The first guess of the seamen was that strong currents were pushing the vessels, but there were no such currents present.
Mysterious ships that appear to sail in circles have become an increasingly common concern near a number of ports on the coast of China. However, this was the first time it was witnessed where the Willowy was.
Researchers believe these phenomenons are probably the result of GPS manipulation engineered to undermine a tracking system known as the AIS (automated identification system).
This technology communicates unique identifiers from each vessel to other nearby ships. These signals are even monitored by satellites to track suspicious behavior.
Phil Diacon, the chief executive of marine intelligence firm Dryad Global, told SkyNews the circles near the Chinese coast had been attributed to GPS interference coinciding with U.S. sanctions on Iran.
But the truth may actually be more complex. Data collected by environmental groups SkyTruth and Global Fishing Watch revealed circling incidents as far inland as near San Francisco.
SkyTruth found the circling ships were again near oil terminals or in locations where GPS disruption had been reported before. Except for in the case of Willowy.
As such, there began to be suggestions that GPS jamming was being used by the Iranian Revolutionary Guard Corps.

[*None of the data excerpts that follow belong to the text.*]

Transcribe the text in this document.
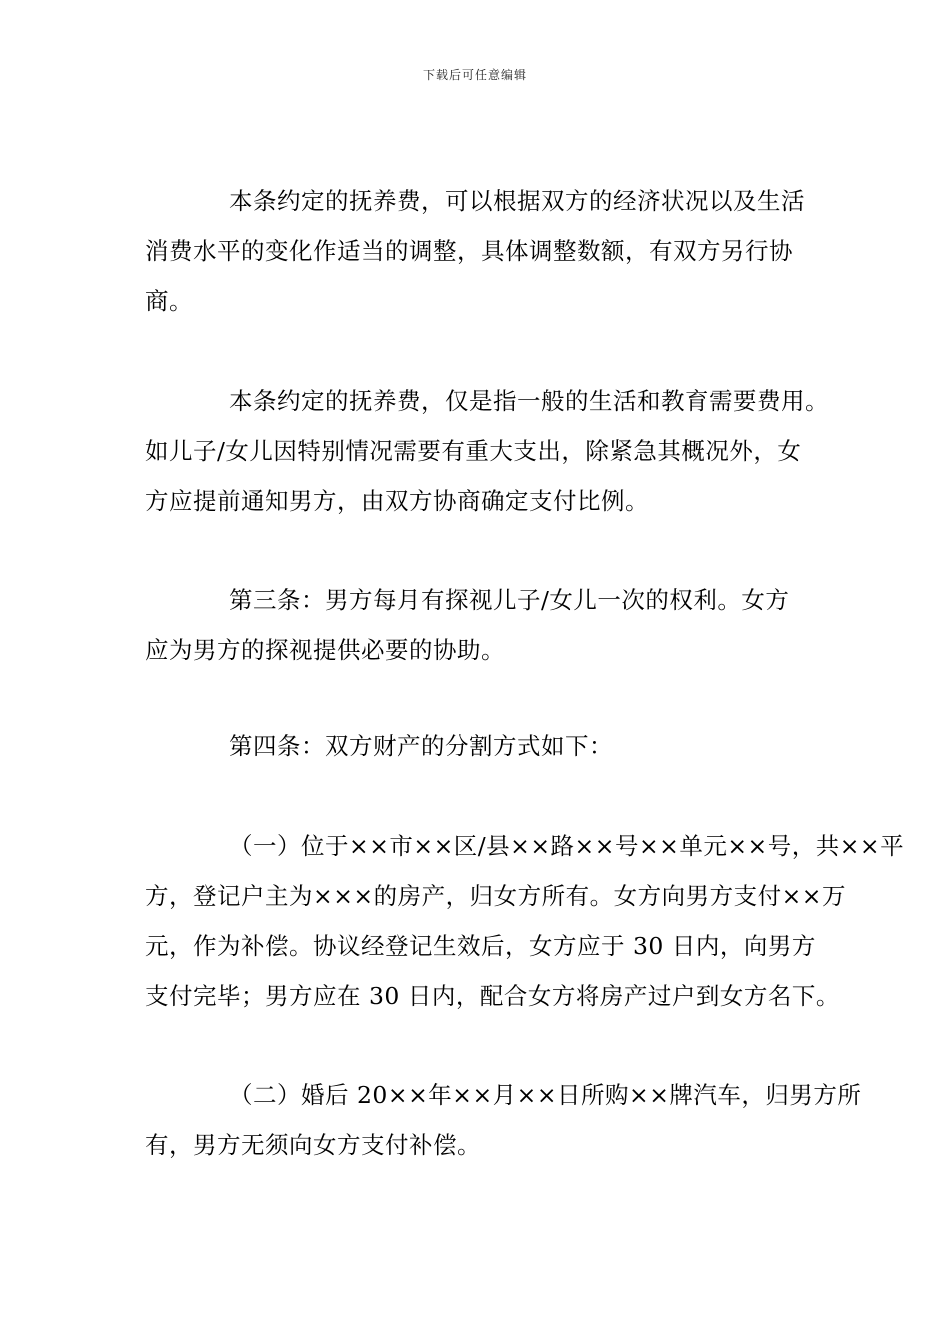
下载后可任意编辑
本条约定的抚养费，可以根据双方的经济状况以及生活
消费水平的变化作适当的调整，具体调整数额，有双方另行协
商。
本条约定的抚养费，仅是指一般的生活和教育需要费用。
如儿子/女儿因特别情况需要有重大支出，除紧急其概况外，女
方应提前通知男方，由双方协商确定支付比例。
第三条：男方每月有探视儿子/女儿一次的权利。女方
应为男方的探视提供必要的协助。
第四条：双方财产的分割方式如下：
（一）位于××市××区/县××路××号××单元××号，共××平
方，登记户主为×××的房产，归女方所有。女方向男方支付××万
元，作为补偿。协议经登记生效后，女方应于 30 日内，向男方
支付完毕；男方应在 30 日内，配合女方将房产过户到女方名下。
（二）婚后 20××年××月××日所购××牌汽车，归男方所
有，男方无须向女方支付补偿。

But the European Space Agency stepped in and detected something far less sinister.
The Earth's magnetic field has lost almost 10% of its strength over the last two centuries and is growing particularly weak in a large region stretching from Africa to South America. There it is impacting satellites and spacecraft. And worse of all, no one knows why.
One guess is that the Earth is heading for a pole reversal. If so, this flip will happen very slowly over the course of a couple of centuries during which there would be multiple north and south magnetic poles all around the globe.
Luckily for the Willowy, today's ships use something called a gyrocompass, a tool that finds true north as a definition of gravity and the axis of the Earth's rotation rather than the magnetic north.
After a careful investigation, the crew discovered that the ship's primary gyrocompass was malfunctioning. The ship then resumed its course safely and correctly simply by switching to the secondary gyrocompass.
So how about all the rest of the theories? Are they possibly true or creations of wild imaginations?